Fabio Pascali, Country Manager Italia di Veritas
Nel 2020 emergeranno varianti di ransomware che combinano il consueto blocco dei dati con le capacità di estrazione dei dati. Ciò che rende questo tipo di attacco così devastante è che si rivolge ai dati più redditizi: la proprietà intellettuale (IP).
Se in passato l’obiettivo era principalmente quello di aggirare le difese e crittografare quanti più dati possibili, presto vedremo esempi di attacchi ransomware che andranno a ricercare informazioni di valore incredibilmente elevato, come prototipi, schemi e progetti dei prodotti.
Se un attacco ransomware nega ad un’organizzazione l’accesso ai prototipi di un’auto o di un nuovo smartphone, potrebbe anche portare queste informazioni al di fuori delle mura di un’organizzazione e venderle ai concorrenti sul mercato nero. Il riscatto non sarà più quindi una questione di dati negati, ma di dati compromessi.
Dato che le aziende hanno bisogno di rimanere agili per stare al passo con la concorrenza, perdere l’accesso a IP critici frena lo sviluppo dei prodotti e di altri progetti importanti che alimentano il flusso di entrate. Possiamo quindi aspettarci che gli aggressori ottimizzeranno i loro ransomware per cercare di acquisire queste informazioni in modo specifico.
I criminali informatici si affidano da tempo alla social engineering come una delle loro modalità di attacco di maggior successo. Ingannando i dipendenti cercando di fargli condividere informazioni o scaricare malware, gli autori di attacchi ransomware riescono così ad acquisire le credenziali necessarie per ottenere le risorse digitali più importanti di un’azienda.
Stiamo già assistendo alla nascita di un mercato secondario illecito di credenziali rubate. Sul dark web, il ransomware sta alimentando l’ascesa di un mercato in espansione che rende facile e veloce per i criminali informatici l’accesso remoto ai sistemi aziendali.

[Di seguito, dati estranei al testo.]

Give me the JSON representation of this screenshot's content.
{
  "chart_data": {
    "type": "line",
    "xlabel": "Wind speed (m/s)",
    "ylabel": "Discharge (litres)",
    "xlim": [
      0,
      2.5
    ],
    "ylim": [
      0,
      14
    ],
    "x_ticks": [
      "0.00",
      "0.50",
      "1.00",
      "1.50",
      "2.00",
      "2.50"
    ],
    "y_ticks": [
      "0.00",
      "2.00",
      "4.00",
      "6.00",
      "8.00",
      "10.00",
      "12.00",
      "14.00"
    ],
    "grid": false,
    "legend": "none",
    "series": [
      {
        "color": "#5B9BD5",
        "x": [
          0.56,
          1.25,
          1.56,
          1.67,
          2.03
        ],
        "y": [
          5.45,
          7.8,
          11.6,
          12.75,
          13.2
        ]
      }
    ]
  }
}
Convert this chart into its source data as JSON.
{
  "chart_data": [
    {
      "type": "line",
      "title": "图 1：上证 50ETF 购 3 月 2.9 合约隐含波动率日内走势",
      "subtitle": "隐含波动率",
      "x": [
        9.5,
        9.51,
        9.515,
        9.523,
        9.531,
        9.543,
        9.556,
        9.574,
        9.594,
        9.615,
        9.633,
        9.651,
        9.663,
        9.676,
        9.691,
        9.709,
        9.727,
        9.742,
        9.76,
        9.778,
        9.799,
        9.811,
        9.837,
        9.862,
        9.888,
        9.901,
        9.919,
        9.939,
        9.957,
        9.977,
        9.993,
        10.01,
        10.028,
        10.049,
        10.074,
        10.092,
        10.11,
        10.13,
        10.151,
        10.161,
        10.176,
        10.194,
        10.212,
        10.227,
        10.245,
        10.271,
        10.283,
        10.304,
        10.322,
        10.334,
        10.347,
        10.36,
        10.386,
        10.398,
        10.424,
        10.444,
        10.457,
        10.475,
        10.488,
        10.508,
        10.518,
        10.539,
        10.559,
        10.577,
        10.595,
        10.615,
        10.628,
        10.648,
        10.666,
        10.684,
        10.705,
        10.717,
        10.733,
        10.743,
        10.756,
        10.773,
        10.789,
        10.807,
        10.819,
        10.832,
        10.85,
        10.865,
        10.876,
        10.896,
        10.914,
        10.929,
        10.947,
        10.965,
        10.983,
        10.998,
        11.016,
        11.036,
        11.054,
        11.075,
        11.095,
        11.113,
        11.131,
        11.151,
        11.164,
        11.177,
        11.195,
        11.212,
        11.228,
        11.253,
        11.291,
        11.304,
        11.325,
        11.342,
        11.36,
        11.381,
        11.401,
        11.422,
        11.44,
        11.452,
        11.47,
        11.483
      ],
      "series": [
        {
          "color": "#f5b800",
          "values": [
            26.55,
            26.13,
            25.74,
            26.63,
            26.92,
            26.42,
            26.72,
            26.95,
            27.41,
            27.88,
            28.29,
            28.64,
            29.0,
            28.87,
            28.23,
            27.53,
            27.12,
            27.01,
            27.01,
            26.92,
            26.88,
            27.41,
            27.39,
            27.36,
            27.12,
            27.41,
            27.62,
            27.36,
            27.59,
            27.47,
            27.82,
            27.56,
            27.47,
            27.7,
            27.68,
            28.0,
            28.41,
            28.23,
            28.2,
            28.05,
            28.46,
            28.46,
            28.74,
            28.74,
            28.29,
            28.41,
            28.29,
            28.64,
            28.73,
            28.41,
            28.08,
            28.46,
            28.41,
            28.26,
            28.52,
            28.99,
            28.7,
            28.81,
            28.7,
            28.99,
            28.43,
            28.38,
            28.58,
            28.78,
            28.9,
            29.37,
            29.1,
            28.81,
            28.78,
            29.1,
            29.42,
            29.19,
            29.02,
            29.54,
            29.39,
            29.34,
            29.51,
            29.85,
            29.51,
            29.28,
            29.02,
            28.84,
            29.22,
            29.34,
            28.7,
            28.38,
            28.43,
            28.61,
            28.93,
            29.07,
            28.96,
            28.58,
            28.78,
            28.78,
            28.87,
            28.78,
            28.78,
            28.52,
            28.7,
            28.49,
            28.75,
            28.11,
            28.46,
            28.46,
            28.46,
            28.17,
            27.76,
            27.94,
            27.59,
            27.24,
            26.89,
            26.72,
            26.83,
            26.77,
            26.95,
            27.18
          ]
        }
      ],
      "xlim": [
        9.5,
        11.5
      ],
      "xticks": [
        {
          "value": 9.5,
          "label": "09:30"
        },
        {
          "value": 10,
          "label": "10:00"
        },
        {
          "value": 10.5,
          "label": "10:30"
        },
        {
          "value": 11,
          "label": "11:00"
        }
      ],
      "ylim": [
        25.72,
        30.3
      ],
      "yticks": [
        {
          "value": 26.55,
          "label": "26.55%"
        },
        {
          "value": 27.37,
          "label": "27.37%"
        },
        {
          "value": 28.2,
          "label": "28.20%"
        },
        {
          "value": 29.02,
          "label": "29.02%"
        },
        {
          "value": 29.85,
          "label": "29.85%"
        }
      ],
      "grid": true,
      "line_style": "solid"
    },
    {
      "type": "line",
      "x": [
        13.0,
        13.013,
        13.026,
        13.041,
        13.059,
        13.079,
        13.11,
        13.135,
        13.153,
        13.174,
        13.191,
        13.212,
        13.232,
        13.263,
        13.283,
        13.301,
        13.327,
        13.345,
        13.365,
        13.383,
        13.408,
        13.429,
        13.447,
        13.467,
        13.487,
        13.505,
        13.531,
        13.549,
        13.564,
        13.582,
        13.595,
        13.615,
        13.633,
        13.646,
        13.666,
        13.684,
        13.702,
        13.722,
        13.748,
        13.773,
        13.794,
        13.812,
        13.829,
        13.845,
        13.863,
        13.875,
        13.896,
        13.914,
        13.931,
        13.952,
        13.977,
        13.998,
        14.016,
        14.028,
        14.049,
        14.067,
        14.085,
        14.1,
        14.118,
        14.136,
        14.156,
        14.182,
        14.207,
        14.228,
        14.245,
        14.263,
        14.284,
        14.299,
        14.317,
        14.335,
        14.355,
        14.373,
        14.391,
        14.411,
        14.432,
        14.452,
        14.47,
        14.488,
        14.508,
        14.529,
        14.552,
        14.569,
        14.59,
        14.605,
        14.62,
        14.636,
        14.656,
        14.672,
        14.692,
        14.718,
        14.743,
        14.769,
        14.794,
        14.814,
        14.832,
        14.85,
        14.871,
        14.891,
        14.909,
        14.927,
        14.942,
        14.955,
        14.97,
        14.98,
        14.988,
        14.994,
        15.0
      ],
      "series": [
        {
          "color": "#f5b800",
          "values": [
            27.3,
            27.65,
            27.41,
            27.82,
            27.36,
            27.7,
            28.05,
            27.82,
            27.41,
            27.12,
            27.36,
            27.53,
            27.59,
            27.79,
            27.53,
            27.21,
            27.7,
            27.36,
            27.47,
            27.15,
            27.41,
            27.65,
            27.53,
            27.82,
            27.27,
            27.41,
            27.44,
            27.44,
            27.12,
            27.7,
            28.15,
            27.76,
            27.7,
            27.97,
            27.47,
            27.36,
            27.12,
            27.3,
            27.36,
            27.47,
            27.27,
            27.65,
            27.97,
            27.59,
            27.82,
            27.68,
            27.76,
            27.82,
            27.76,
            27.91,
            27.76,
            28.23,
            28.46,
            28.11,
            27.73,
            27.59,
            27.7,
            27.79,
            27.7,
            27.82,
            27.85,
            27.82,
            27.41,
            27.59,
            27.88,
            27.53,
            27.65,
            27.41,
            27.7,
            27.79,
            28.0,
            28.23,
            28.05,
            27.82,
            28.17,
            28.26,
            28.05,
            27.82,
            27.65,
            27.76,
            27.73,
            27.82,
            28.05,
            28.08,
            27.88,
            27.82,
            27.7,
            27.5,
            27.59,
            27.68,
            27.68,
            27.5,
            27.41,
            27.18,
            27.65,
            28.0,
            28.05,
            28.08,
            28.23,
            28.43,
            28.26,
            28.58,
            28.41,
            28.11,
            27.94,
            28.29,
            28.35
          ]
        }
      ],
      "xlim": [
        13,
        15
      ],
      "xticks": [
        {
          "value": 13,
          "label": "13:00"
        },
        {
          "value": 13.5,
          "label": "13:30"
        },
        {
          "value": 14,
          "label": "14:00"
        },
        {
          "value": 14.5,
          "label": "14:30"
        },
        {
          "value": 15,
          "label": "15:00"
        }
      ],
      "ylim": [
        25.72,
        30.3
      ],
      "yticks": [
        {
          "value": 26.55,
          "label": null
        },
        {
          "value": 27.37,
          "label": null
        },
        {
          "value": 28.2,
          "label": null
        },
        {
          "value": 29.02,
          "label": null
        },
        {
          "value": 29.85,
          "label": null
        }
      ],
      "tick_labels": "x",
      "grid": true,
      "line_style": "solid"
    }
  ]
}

Questo boom è sostenuto da una strategia di attacco mutevole che diventerà più integrata nel 2020. Gli hacker si focalizzeranno sempre più spesso, non sui dipendenti, ma su obiettivi adiacenti a questi e su altri account con accesso ai sistemi della vittima designata, come imprese esterne, liberi professionisti, partner e fornitori approvati.

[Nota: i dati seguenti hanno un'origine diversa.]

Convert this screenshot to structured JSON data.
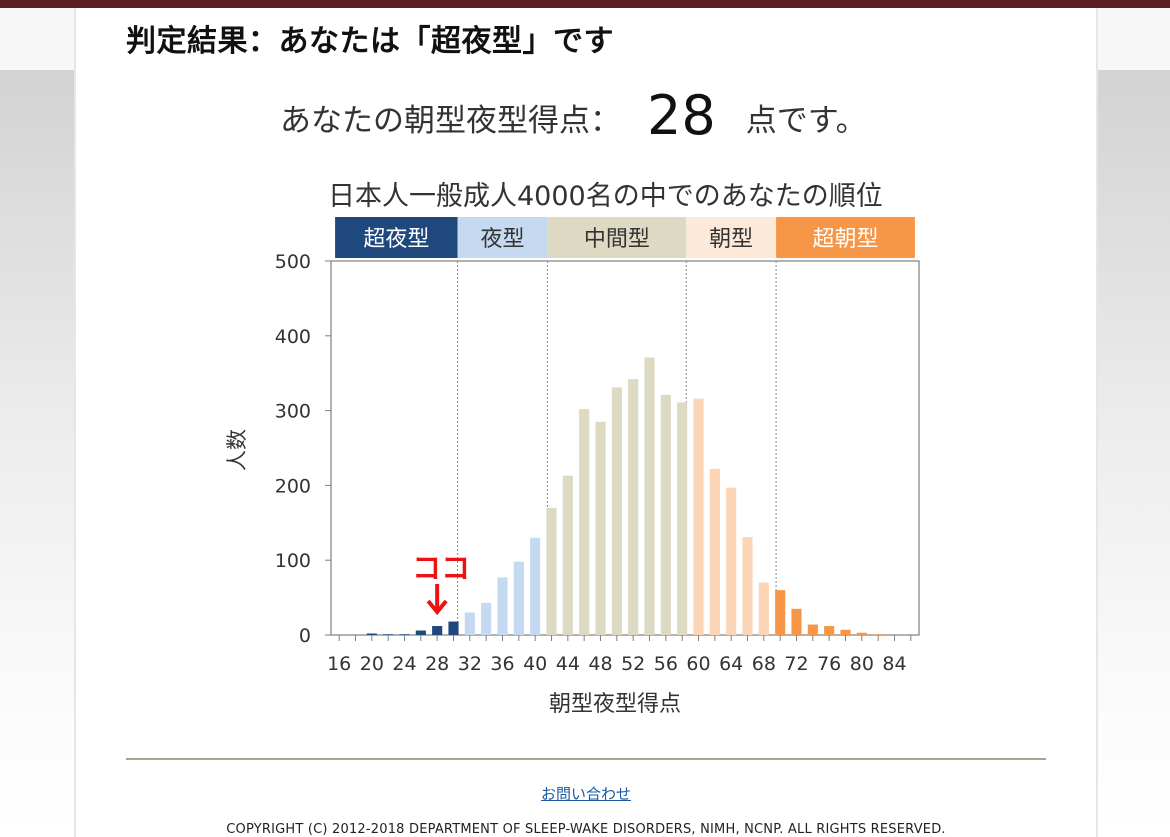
{
  "result": {
    "title": "判定結果：あなたは「超夜型」です"
  },
  "score": {
    "prefix": "あなたの朝型夜型得点：",
    "value": "28",
    "suffix": "点です。"
  },
  "footer": {
    "contact_label": "お問い合わせ",
    "copyright": "COPYRIGHT (C) 2012-2018 DEPARTMENT OF SLEEP-WAKE DISORDERS, NIMH, NCNP. ALL RIGHTS RESERVED."
  },
  "chart_data": {
    "type": "bar",
    "title": "日本人一般成人4000名の中でのあなたの順位",
    "xlabel": "朝型夜型得点",
    "ylabel": "人数",
    "ylim": [
      0,
      500
    ],
    "yticks": [
      0,
      100,
      200,
      300,
      400,
      500
    ],
    "x_tick_labels": [
      "16",
      "20",
      "24",
      "28",
      "32",
      "36",
      "40",
      "44",
      "48",
      "52",
      "56",
      "60",
      "64",
      "68",
      "72",
      "76",
      "80",
      "84"
    ],
    "marker": {
      "label": "ココ",
      "score": 28,
      "color": "#ee1111"
    },
    "categories": [
      {
        "name": "超夜型",
        "range": [
          16,
          30
        ],
        "color": "#1f497d",
        "bar_color": "#1f497d",
        "text_color": "#ffffff"
      },
      {
        "name": "夜型",
        "range": [
          31,
          41
        ],
        "color": "#c5d9f1",
        "bar_color": "#c5d9f1",
        "text_color": "#333333"
      },
      {
        "name": "中間型",
        "range": [
          42,
          58
        ],
        "color": "#ddd9c3",
        "bar_color": "#ddd9c3",
        "text_color": "#333333"
      },
      {
        "name": "朝型",
        "range": [
          59,
          69
        ],
        "color": "#fde9d9",
        "bar_color": "#fbd5b5",
        "text_color": "#333333"
      },
      {
        "name": "超朝型",
        "range": [
          70,
          86
        ],
        "color": "#f79646",
        "bar_color": "#f79646",
        "text_color": "#ffffff"
      }
    ],
    "x": [
      16,
      18,
      20,
      22,
      24,
      26,
      28,
      30,
      32,
      34,
      36,
      38,
      40,
      42,
      44,
      46,
      48,
      50,
      52,
      54,
      56,
      58,
      60,
      62,
      64,
      66,
      68,
      70,
      72,
      74,
      76,
      78,
      80,
      82,
      84,
      86
    ],
    "values": [
      0,
      0,
      2,
      1,
      1,
      6,
      12,
      18,
      30,
      43,
      77,
      98,
      130,
      170,
      213,
      302,
      285,
      331,
      342,
      371,
      321,
      311,
      316,
      222,
      197,
      131,
      70,
      60,
      35,
      14,
      12,
      7,
      3,
      1,
      0,
      0
    ]
  }
}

Per proteggere la vostra organizzazione dai ransomware nel 2020, sarà fondamentale adottare un approccio proattivo alla prevenzione, supportato da un sistema di soluzioni e politiche di protezione dei dati a più livelli.

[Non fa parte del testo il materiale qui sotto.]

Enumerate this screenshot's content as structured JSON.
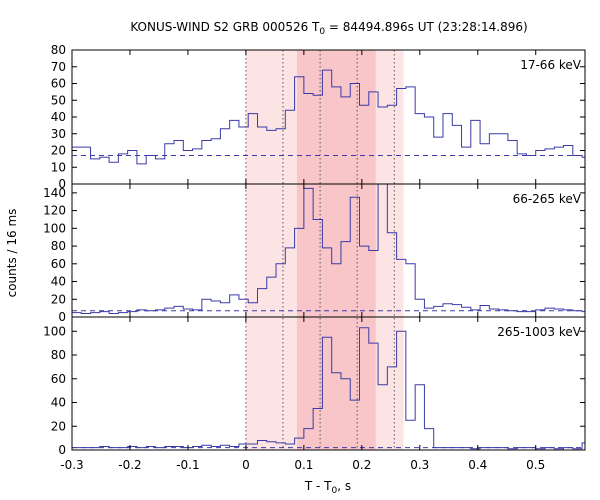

Tutto ciò deve includere soluzioni di resilienza ransomware che offrono una maggiore protezione dei dati aziendali critici contro gli attacchi ransomware, insieme a un programma di formazione sulla protezione dei dati per i dipendenti a tutti i livelli dell’azienda. Qualsiasi lacuna nelle vostre difese è una debolezza che i criminali informatici potrebbero sfruttare.